Following severe weather across parts of the Island and ongoing cold conditions, the Department of Health is reminding the public – particularly those in vulnerable groups, such as older people – to do all they can to stay warm and well during the latest cold snap.

Top tips on staying healthy and warm during the cold weather:

  • Keep active in your home by moving around at least once an hour
  • Eat well and drink plenty of fluids - eat a healthy and varied diet and drink plenty of water and hot drinks to keep energy levels up and to stay warm, with at least one hot meal a day
  • Wear the right clothing - dress for the weather, both inside and outside the house. Multiple thin layers (such as a vest, shirt, and jumper) retain body heat more effectively than one thick layer (such as a woolly jumper). Wear slippers or shoes in the house to keep feet warm.

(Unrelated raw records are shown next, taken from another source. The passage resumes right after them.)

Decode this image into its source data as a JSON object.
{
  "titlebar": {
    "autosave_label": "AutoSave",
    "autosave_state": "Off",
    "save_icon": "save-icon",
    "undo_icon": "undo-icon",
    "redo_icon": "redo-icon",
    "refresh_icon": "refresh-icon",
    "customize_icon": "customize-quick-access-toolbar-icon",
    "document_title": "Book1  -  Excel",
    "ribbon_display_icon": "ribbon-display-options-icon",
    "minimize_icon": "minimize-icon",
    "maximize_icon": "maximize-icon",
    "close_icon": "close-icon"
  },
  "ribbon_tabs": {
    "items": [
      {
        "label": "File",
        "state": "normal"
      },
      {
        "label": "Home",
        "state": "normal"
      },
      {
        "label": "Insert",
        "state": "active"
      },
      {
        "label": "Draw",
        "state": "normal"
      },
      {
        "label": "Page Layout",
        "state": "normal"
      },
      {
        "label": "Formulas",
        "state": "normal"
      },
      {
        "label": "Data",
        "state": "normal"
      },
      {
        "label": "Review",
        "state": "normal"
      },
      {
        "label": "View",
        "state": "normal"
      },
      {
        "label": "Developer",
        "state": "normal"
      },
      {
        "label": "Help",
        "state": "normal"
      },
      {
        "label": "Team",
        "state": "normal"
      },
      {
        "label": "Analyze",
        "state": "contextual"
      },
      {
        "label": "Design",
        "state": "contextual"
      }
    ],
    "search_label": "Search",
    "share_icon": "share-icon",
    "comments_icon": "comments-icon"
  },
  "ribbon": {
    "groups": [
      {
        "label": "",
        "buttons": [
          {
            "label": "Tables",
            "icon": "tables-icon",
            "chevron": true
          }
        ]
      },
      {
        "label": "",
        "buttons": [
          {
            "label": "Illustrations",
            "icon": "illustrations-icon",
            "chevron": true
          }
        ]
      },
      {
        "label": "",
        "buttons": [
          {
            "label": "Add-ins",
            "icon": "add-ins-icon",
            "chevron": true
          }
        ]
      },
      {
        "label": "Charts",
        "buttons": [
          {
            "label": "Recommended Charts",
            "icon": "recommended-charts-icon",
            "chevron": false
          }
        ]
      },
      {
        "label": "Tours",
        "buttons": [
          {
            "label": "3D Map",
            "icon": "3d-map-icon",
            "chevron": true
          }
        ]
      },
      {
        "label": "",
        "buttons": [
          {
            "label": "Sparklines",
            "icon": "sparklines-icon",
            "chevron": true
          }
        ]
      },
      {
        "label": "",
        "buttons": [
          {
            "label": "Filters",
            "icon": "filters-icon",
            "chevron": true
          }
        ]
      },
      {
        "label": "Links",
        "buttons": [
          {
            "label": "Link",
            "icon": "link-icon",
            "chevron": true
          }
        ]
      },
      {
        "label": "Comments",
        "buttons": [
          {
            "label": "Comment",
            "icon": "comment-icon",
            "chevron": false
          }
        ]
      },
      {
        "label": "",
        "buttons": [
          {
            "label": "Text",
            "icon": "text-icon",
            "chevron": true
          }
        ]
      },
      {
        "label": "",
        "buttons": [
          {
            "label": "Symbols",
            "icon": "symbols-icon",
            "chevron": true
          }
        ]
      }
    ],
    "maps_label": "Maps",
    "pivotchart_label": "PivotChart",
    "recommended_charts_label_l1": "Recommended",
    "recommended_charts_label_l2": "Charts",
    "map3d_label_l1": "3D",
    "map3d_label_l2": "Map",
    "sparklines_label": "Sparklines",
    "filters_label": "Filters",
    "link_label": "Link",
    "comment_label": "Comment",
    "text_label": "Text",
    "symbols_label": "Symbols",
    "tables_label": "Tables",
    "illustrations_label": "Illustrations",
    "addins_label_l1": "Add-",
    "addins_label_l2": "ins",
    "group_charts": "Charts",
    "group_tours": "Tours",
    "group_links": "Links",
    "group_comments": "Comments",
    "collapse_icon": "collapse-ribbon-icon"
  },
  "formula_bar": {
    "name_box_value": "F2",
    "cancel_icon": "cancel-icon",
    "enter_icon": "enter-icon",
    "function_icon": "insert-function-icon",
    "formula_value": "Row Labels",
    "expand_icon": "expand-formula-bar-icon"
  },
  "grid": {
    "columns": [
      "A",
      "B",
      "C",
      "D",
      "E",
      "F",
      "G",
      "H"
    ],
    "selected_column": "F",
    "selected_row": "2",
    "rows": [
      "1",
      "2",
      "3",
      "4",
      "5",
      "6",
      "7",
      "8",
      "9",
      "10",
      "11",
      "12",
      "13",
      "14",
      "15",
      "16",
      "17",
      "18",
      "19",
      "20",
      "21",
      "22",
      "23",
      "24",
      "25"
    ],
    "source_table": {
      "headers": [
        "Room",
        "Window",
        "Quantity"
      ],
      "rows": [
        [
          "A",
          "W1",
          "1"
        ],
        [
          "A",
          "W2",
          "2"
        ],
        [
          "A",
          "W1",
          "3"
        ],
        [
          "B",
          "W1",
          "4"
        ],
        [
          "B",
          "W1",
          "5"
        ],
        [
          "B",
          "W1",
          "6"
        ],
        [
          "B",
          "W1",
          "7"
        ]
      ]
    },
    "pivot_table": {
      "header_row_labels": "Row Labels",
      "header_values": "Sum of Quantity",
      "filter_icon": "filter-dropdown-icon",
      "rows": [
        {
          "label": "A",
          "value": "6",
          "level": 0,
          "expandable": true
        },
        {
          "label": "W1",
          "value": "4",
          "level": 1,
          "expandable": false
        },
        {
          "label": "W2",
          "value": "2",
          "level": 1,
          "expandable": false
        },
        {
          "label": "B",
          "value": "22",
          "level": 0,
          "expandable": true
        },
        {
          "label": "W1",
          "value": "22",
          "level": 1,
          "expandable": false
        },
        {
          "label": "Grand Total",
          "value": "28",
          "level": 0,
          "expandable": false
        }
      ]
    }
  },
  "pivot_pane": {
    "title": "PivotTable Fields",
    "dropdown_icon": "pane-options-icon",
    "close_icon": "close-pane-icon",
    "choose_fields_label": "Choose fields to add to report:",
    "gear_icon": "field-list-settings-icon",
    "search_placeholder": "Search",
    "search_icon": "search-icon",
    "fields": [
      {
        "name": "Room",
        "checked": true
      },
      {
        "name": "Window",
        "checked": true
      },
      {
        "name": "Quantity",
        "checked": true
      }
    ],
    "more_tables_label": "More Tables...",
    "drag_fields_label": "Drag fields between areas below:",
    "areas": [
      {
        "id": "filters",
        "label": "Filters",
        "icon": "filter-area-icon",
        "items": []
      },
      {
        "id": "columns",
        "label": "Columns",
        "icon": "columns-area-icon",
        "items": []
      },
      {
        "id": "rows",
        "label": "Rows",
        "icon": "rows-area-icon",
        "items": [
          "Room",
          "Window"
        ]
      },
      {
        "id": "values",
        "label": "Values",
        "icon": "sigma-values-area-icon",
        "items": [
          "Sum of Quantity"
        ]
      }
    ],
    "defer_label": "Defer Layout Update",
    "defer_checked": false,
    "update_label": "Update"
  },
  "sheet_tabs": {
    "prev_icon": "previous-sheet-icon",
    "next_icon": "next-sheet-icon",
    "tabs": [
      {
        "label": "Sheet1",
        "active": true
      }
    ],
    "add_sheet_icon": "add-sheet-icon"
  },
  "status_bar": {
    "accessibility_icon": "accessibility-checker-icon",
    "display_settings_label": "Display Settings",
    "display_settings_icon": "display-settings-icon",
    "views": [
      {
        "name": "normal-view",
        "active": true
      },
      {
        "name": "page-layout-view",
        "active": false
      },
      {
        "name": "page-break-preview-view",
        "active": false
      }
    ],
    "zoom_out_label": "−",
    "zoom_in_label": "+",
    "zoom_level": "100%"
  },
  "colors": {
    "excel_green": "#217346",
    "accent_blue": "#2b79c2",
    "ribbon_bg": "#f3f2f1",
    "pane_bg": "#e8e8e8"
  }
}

  • Travel in icy weather - icy pavements and roads can be very slippery. Take extra care if you go out and wear boots or shoes with good grip on the soles, and remember to wear a scarf, gloves and a hat to prevent heat loss. The Met Office advises putting grit or cat litter on paths and driveways to lessen the risk of slipping. Bear in mind that black ice on pavements or roads might not be clearly visible, and that compacted snow may turn to ice and become slippery.
  • Heat your home effectively and safely - set your home or at least one room at around 21o C (70o F), setting heating timers to come on before you get up and before you go to bed if necessary, remembering to close curtains, doors and block draughts to keep rooms warm. Bedrooms should be above 18o C (65o F) and you can use a hot water bottle or electronic blanket in bed, but not both (heating appliances should be regularly checked and used with adequate ventilation to avoid the risk of fire and carbon monoxide poisoning; electric blankets should be checked regularly and replaced at least every 10 years).
  • Keep up to date with the weather forecasts either by television, radio, internet or newspapers – or alternatively call 0900 624 3300 for a recorded forecast
  • Don’t be afraid to ask for help either by contacting friends, relatives, neighbours, your GP, Social Worker, District Nurse, or Housing Officer and remember, in a life threatening situation you should always dial 999 immediately.